Hancock’s perseverance and the victory over forces of environmental degradation ignited a fire in Arkansas’ conservation and sportsmen’s communities. The Game and Fish Commission and the U.S. Fish and Wildlife Service worked with groups like The Nature Conservancy, as well as local citizens, to conserve important habitat in the Big Woods. It culminated in the 1984 federal authorization to establish the Cache River National Wildlife Refuge, a move that perpetually protected the basin from future channelization efforts.
The AGFC and Ducks Unlimited approached the Corps of Engineers about a restoration plan for the lower Cache River in 2004. Five years later, The Nature Conservancy signed on and began raising money for the local share of the cost.
“TNC is very interested in trying to stabilize rivers all over the world.,” Mangham said. “Once you change a river, you impact forests surrounding the river and you end up with destabilization and erosion and eventually it makes the rivers full of sediment.”
Group Effort
The Corps of Engineers, which has undergone a seismic shift in its corporate culture in recent years, is undertaking the project as a Section 1135 ecological restoration project.
“They’re going out of their way to get this thing built because it can be a demonstration project they can hang their hat on,” Mangham said.
The Nature Conservancy and local partners have raised about $2.5 million to fund the local share of the project. Because the Corps’ cap for Section 1135 projects is $5 million, however, it was clear restoring the whole seven miles of channelized river wouldn’t be feasible.
“We said, ‘Let’s figure out a project that’s less expensive but that’s still good for ecology,’ ” Mangham said.
The result is a project that will restore the upper 4 ½ miles of the channelized Cache. The project calls for the placement of three large rock weirs across the channelized portion of the river. The weirs will redirect flow into the old meanders cut off in the 1970s. Before that can happen, crews will remove plugs that were used to cut off the meanders.
Because of soft hydric soils in the area, engineers determined early that the best construction approach to move the massive tonnage of rock for the weirs would be to work from barges. Work most likely will begin this winter.
In addition to AGFC, DU and TNC, project participants include the Arkansas Natural Heritage Commission, the U.S. Fish and Wildlife Service, the Department of Agriculture’s Natural Resources Conservation Service and the City of Clarendon (population 1,300) whose mayor, Jim Stinson, is also an avid duck hunter and fisherman on the Cache River.

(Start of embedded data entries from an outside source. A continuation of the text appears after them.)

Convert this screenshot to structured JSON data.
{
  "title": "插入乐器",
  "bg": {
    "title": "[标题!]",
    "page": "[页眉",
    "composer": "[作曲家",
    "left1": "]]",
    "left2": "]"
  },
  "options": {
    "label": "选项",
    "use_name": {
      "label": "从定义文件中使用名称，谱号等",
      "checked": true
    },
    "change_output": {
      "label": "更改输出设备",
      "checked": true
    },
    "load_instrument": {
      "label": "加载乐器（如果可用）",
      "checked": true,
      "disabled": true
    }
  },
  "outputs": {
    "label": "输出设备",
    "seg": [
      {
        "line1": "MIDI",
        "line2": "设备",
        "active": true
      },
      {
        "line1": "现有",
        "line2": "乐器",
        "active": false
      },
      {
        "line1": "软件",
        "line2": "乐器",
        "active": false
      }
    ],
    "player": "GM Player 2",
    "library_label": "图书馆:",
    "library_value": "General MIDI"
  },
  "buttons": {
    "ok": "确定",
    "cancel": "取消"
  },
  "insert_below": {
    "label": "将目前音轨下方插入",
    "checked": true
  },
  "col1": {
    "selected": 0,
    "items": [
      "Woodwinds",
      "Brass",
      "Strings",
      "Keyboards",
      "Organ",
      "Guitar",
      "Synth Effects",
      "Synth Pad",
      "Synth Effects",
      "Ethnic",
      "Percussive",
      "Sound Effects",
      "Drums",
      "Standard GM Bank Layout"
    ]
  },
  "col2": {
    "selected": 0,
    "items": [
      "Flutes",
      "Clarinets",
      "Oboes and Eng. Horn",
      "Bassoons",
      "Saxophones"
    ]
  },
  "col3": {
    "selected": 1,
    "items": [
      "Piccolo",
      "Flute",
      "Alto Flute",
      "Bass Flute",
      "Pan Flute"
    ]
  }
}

“Everybody around here is excited to see this happen,” Stinson said. “It’s going to make for better fishing and better duck hunting, and we might even get some tourism out of it.”
Systems Upgrade
Considering the damage, restoration project leaders say undoing it is a relatively inexpensive repair.
“Biologically, it’s a lot of bang for the buck,” Mangham said.
The project is expected to increase fish use of the river, increase mussel habitat, and improve the health of the surrounding floodplain forests, something that isn’t lost on duck hunters.
“All these systems like this are sustained by periodic flooding,” Naylor said. “The manipulation of the system with the channelization project broke that connection between the river and the floodplain wetland. The pattern has changed. But this will restore some of that.”
It will also restore another important piece of the Big Woods ecosystem, perhaps inspiring more duck hunters to follow Hancock’s lead and make a difference for conservation.